La stessa logica vale anche per la politica interna dei regimi comunisti e spiega sia la loro irriformabilità che la loro crudeltà estrema nei confronti dei propri cittadini. Pipes, nel suo Il regime bolscevico (Mondadori, 2000) dimostra la perfetta continuità fra il sistema messo in piedi da Lenin e quello ereditato e perfezionato da Stalin. Non c’è uno "stalinismo" contro un "leninismo" (mito adottato dai comunisti per difendersi dalle accuse di genocidio): è sempre stata la stessa cosa. Fu Lenin a introdurre la polizia politica, i gulag, il terrore di massa, il controllo totale delle coscienze dei cittadini. Stalin vi aggiunse solo il proprio culto della personalità e perfezionò quel che c’era già. L’obiettivo, anche qui, era la rivoluzione: cambiare i connotati della società per fare l’uomo nuovo. Sbaglia anche chi legge la storia del regime sovietico in continuità con il vecchio regime zarista.

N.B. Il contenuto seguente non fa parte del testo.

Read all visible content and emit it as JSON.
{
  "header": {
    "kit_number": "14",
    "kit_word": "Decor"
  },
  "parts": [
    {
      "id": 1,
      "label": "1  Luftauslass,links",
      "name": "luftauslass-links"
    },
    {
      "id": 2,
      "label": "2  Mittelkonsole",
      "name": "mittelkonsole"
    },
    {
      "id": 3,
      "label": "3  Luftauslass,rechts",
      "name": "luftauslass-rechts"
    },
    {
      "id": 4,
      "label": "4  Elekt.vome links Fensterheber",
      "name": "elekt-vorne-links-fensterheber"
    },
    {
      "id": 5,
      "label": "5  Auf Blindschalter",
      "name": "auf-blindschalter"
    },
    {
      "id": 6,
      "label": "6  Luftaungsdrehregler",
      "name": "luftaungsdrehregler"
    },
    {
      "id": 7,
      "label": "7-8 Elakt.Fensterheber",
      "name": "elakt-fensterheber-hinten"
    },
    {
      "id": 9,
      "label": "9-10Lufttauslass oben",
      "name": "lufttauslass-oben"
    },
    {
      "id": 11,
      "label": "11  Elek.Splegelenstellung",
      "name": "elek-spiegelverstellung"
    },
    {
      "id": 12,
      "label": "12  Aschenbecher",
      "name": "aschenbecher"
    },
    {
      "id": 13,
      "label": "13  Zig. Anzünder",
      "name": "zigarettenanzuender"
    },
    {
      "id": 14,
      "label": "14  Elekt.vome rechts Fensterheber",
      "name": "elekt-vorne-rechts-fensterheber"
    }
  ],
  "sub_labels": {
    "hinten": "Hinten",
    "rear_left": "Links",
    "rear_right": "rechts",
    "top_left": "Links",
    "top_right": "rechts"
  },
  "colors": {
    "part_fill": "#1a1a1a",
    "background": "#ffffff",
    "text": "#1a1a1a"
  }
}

Per Pipes, la cesura è netta: l’Urss non era più Russia, era un esperimento completamente nuovo. Mirava al mondo, non ad allargare i propri confini.

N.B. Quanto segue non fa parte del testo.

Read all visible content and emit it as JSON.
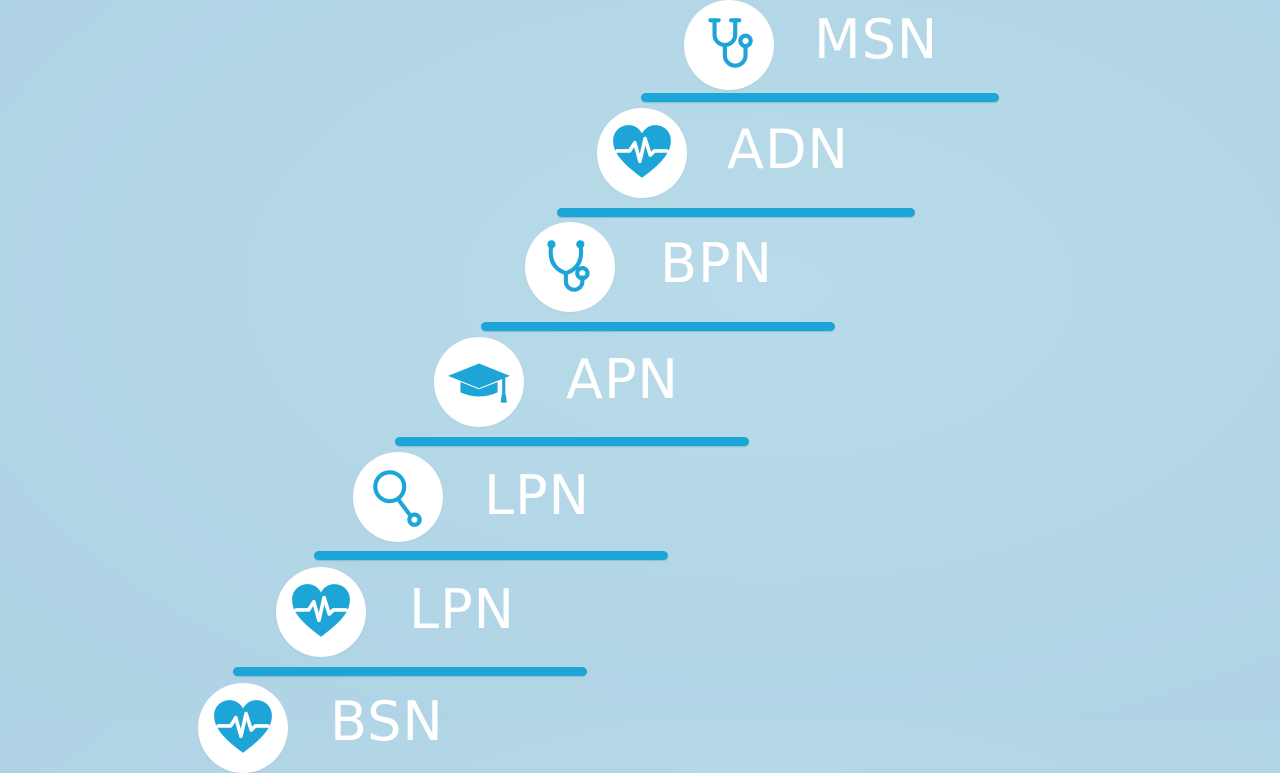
{
  "accent_color": "#1da5d8",
  "background_color": "#b2d6e6",
  "steps": [
    {
      "label": "MSN",
      "icon": "stethoscope-icon"
    },
    {
      "label": "ADN",
      "icon": "heart-pulse-icon"
    },
    {
      "label": "BPN",
      "icon": "stethoscope-icon"
    },
    {
      "label": "APN",
      "icon": "graduation-cap-icon"
    },
    {
      "label": "LPN",
      "icon": "stethoscope-icon"
    },
    {
      "label": "LPN",
      "icon": "heart-pulse-icon"
    },
    {
      "label": "BSN",
      "icon": "heart-pulse-icon"
    }
  ]
}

Non tutta l’opera di Pipes si riduce alla critica del sistema comunista. Il cuore della sua idea di società si trova in Proprietà e libertà (Lindau, 2008) dove lo storico spiega che, in tutta la storia umana, dall’era classica ad oggi, è la proprietà privata il primo baluardo della libertà e dei diritti. Solo laddove la proprietà privata viene tutelata, cresce una cultura dei diritti umani che limita il potere arbitrario del sovrano e dello Stato. E sono queste le basi di quella contro-rivoluzione che, sotto le amministrazioni Reagan, spazzò via l’impero rosso, senza combattere, in appena otto anni.